I don't quite understand how Reigo & Bauer principals Merike (nee Reigo) and Stephen Bauer hit that crazy deadline, while juggling a newborn son and getting on with their regular work. But they did so somehow, and the result is an elegantly simple, expressive embodiment of the design philosophy this talented couple has been evolving over their four years in business. (In addition to its place of honour in Wallpaper*, the project will be featured this autumn in the International Architecture Biennale Rotterdam.)
The Wallpaper* brief called for flexibility, and the Bauers have delivered it in their clear, straightforward scheme. In Spec House 03 (as Mr. and Mrs. Bauer titled the work), the square footage mandated by Wallpaper* is distributed over two rectangular storeys. On the first level, essential elements (kitchen, washroom and so on) are concentrated in the middle, leaving the two ends open for whatever combination of spaces the client might like: A living room and dining room, perhaps, or a home office and TV room.
The second floor is composed of three rooms, with one bedroom at each end of the rectangle, and a middle area, defined by swinging panels, that could be a third bedroom, a media room or upstairs den.

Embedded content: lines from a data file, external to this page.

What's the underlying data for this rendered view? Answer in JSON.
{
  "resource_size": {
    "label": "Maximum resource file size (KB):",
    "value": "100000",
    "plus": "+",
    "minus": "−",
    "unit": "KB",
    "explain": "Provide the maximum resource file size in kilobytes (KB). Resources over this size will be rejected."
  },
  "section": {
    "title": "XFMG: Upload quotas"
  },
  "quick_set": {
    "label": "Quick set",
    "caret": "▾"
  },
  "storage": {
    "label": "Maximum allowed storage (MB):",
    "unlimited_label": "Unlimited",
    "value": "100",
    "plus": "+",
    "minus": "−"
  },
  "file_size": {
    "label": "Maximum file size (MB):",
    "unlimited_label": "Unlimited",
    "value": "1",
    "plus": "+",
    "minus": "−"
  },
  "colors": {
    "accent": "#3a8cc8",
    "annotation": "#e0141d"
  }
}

These spatial arrangements are efficient and basic. The true art of the project, however, is more evident in the house's overall packaging. Imagining Spec House 03 on a traditional city block, the Bauers gave the building a pitched roof - but not an ordinary roof. Its steep angles cut deep into the volume of the house, opening the interior to sunlight and creating little terraces and decks. Tall walls of glass serve to brighten further the rooms within.
"Light has always been a real focus in our work," Merike Bauer said. "Big boxy houses are dark in the middle. We have been working on ways to form spaces to get daylight in, especially when you're faced with a higher-density setting like a city block of houses, one after the next. The space between houses is not great. How can you carve out some of the house to allow light to come into the centre?"
One reply to that question: You reject the modernist design orthodoxy of the age.
"When you're going through architecture school, most students favour modernism, flat roofs, box-like spaces," Stephen Bauer said. "We wanted to find a way to take something that is vernacular and alter it to make it contemporary in every respect. We realized how complex interior spaces can be made by just doing something very simple, how changing the slope of the roof plane, shifting it, can make the interior spaces different in each room."
This sculpting of the house's mass is the most attractive aspect of the Bauers' scheme: Not so radical that it drives up construction and design costs beyond the reach of people with modest budgets, or makes the building look strange on the street, but lively enough to give the house a bright, contemporary feel in an urban setting. What you don't see in Spec House 03 - the system of solar-heated water embedded in the floors, the plain wood framing - is done cheaply, so that what you do see remains vivid and eminently livable.
"Some people feel that modern architecture is cold and austere and uninviting," Mrs. Bauer said. "We strive [in our work] for an element of fun, of surprise, and we don't take what we do too seriously. We are finding the balance between being rigorous and playful at the same time."